Nonetheless, limitations include computational overhead of fine-tuning (e.g., backprop through denoising chains), Monte Carlo variance for score estimators in RL-guided methods, and potential mode collapse if guidance is not properly regularized. For high-dimensional or non-smooth rewards, careful design of guidance strength and reward shaping is critical to maintain sample quality (Gao et al., 7 Sep 2024).

7. Unified Theoretical Perspective and Empirical Impact

Recent theoretical development shows that classifier guidance, classifier-free guidance, and generic reward-guided samplers are all manifestations of entropy-regularized optimal control, or equivalently, Doob h-transforms in diffusion processes (Jiao et al., 4 Dec 2025). The main theorem (Jiao et al., 4 Dec 2025) quantifies that reward-guided SDEs lead to strictly improved expected reward, with an explicit integral characterization of improvement.

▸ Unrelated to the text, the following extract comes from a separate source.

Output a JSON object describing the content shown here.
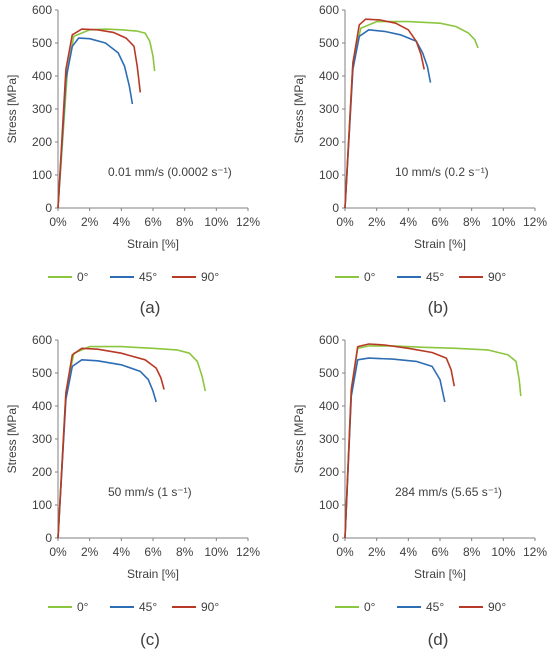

These guarantees hold for general reward signals and validate empirical findings across multiple fields.

Error bounds and subspace-fidelity theorems further link distributional shift, reward improvement, and off-support regret, providing clear performance metrics and stability criteria for guided diffusion models (Yuan et al., 2023).

Empirical highlights range from real-world humanoid control (e.g., zero-shot joystick navigation, obstacle avoidance) (Liao et al., 11 Aug 2025), image generation with controlled attributes, to protein design and structural biology for optimizing affinity and stability (Uehara et al., 16 Jan 2025). Across domains, guided diffusion with control-theoretic rewards represents a general toolkit for sample-efficient, robust, and adaptable conditional generative modeling.